In Hout Bay suche ich nach Bekannten, die an der Strecke stehen wollten. Leider kann ich sie nicht entdecken. Es tröstet mich, dass mein Mann Fried-Michael am letzten Anstieg etwa bei km 45 auf mich warten wird. In Hout Bay sind wir wieder auf Meeresniveau angekommen. Die Strecke biegt nun nach rechts ab und steigt langsam wieder an. Vor uns liegen 200 m Steigung auf einer Streckenlänge von 5 km. Noch voller Motivation überquere ich die Marathonlinie - kurz unter 4 h. Die Strecke steigt weiter an. Eine Verpflegungsstation wird von einer Schulklasse unterstützt. Die Kinder jubeln uns zu und freuen sich über jeden Getränkebeutel, den sie an den Mann (oder Frau) bringen. Noch 3 km bis zum Pass. Neben mir fahren 2 Rennradler den Berg hinauf. Es sind Alexander und Michael, die wir während unseres Urlaubs in den Cedarbergen kennengelernt haben und die mich an der Strecke unterstützen wollten. Sie überhäufen mich mit Komplimenten, was mir für den letzten Anstieg die zweite Luft verschafft. Und da steht auch schon Fried. Vor lauter Freude und Aufregung hat er die Kamera nicht bereit – ich muss also fürs Foto Tempo herausnehmen. „Nur noch wenige Meter bis zum Top“. ruft er mir zu. Begleitet von meinen beiden Rennradlern erreiche ich Constantia Neck (46km). Hier gibt es für alle Läufer ein Eis, was ich mir dann doch verkneife – immerhin sind es noch 10 Kilometer bis ins Ziel. Die Straße fällt nun ab. Da meine Beine noch nicht ermüdet sind, genieße ich den erholsamen Bergab-Lauf. Leider ist der Genuss schnell vorüber und zu meinem Leidwesen geht es mal wieder bergauf. Dieses bergauf und bergab bleibt mir auf den letzten Kilometern erhalten. Mir scheint es, als würden schon fast alle Mitstreiter gehen. Nur ich möchte meinen Marathon bis zum Ende laufen. Vorbei an Kirstenbosch dem berühmten Botanischen Garten näherte ich mich dem Universitätsgelände. Noch schnell eine Coca Cola gegen das Hungergefühl heruntergestürzt, biege ich auf der mit UK (Universität Kapstadt) gekennzeichneten Abbiegespur auf den Rasen des Universitätsgeländes ein. Beiderseits der Laufgasse feuern mich die Zuschauer an und ich höre meinen Namen über Lautsprecher, als ich nach 5:25:01 h überglücklich über die Ziellinie laufe. Ich bekomme eine Bronze-Medaille umgehängt (leider nicht für den dritten Platz sondern für eine Zeit unter 6 h), und werde zusammen mit dem Südafrikaner Trust im Ziel fotografiert.

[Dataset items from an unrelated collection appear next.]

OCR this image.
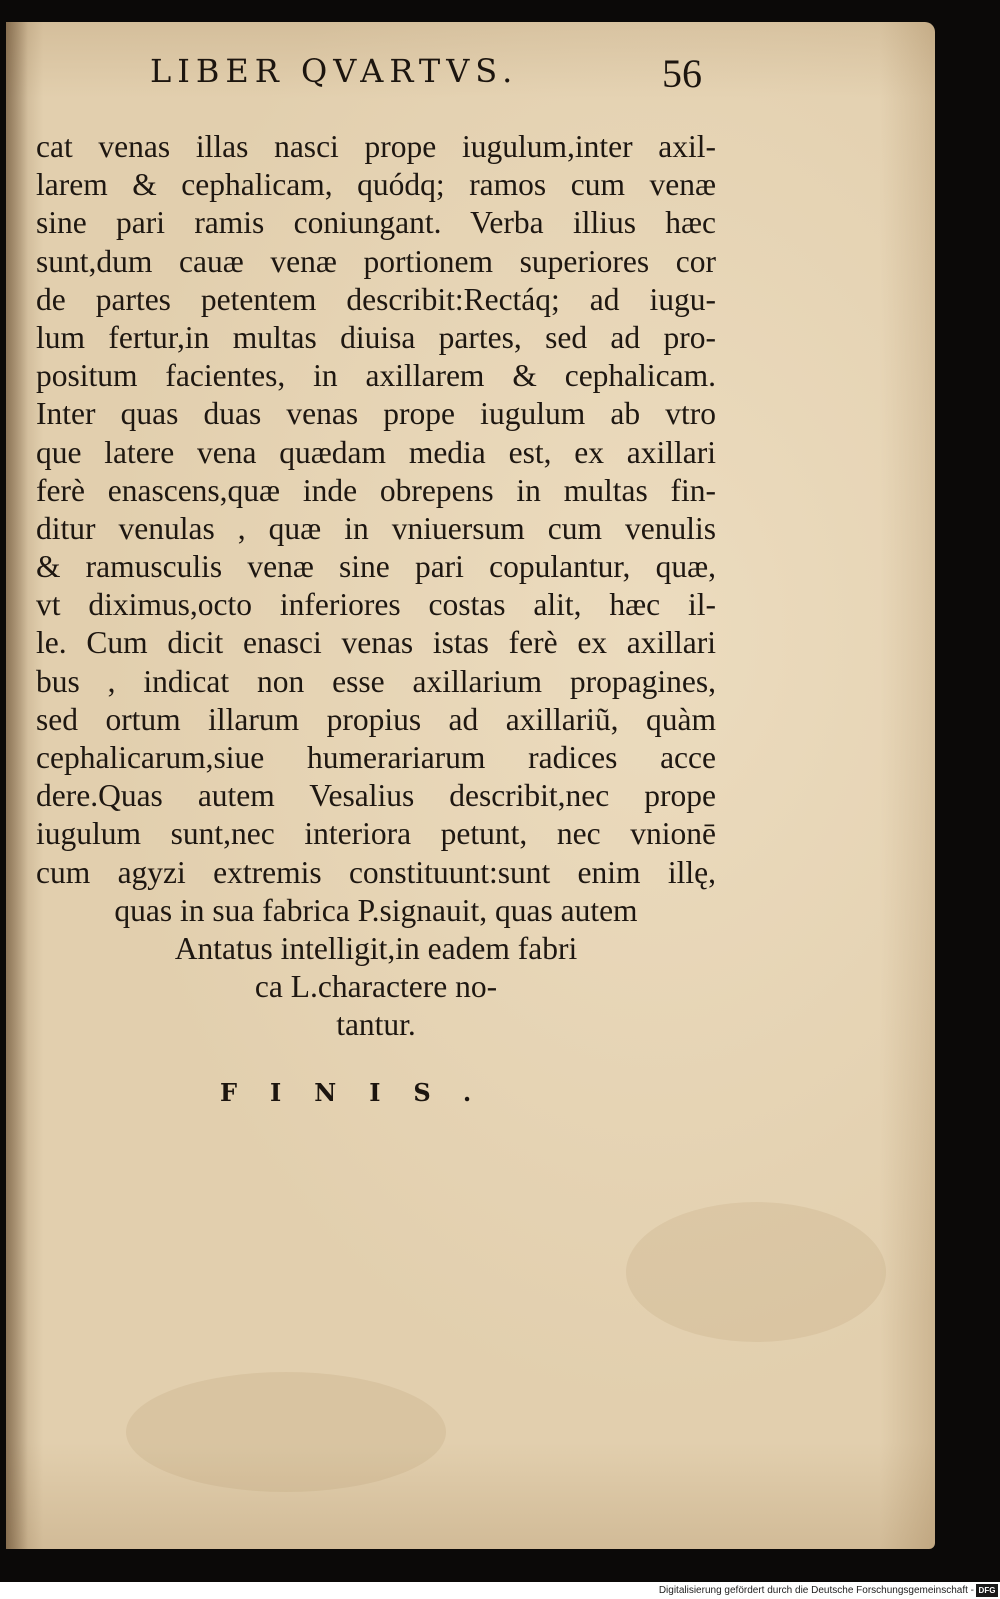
LIBER QVARTVS.	56
cat venas illas nasci prope iugulum,inter axil-
larem & cephalicam, quódq; ramos cum venæ
sine pari ramis coniungant. Verba illius hæc
sunt,dum cauæ venæ portionem superiores cor
de partes petentem describit:Rectáq; ad iugu-
lum fertur,in multas diuisa partes, sed ad pro-
positum facientes, in axillarem & cephalicam.
Inter quas duas venas prope iugulum ab vtro
que latere vena quædam media est, ex axillari
ferè enascens,quæ inde obrepens in multas fin-
ditur venulas , quæ in vniuersum cum venulis
& ramusculis venæ sine pari copulantur, quæ,
vt diximus,octo inferiores costas alit, hæc il-
le. Cum dicit enasci venas istas ferè ex axillari
bus , indicat non esse axillarium propagines,
sed ortum illarum propius ad axillariũ, quàm
cephalicarum,siue humerariarum radices acce
dere.Quas autem Vesalius describit,nec prope
iugulum sunt,nec interiora petunt, nec vnionē
cum agyzi extremis constituunt:sunt enim illę,
quas in sua fabrica P.signauit, quas autem
Antatus intelligit,in eadem fabri
ca L.charactere no-
tantur.
FINIS.
Digitalisierung gefördert durch die Deutsche Forschungsgemeinschaft - DFG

Ich hole meinen Kleidersack ab, treffe sofort Fried, der mich stolz in seine Arme schließt und unsere Gastgeber in der Makailodge, Gisela und Rainer. Wir genießen zusammen das bunte Treiben im Ziel und lassen uns mit Essen und Getränken verwöhnen. Zum Abschluss schauen wir uns noch die Siegerehrung an, die bei strahlendem Sonnenschein vor der gewaltigen Kulisse des Tafelberges stattfindet.
Am Abend überraschen mich Gisela und Rainer in der Makailodge mit einer spontanen Grillfeier, die leider auch schon den Abschluss unseres Südafrika-Urlaubs bedeutet.
Aktualisiert (Donnerstag, den 07. Januar 2010 um 13:26 Uhr)
So schnell Sie in einem Wettkampf auch laufen, irgendwo ist irgendeiner immer noch schneller. |
Designed by i-cons.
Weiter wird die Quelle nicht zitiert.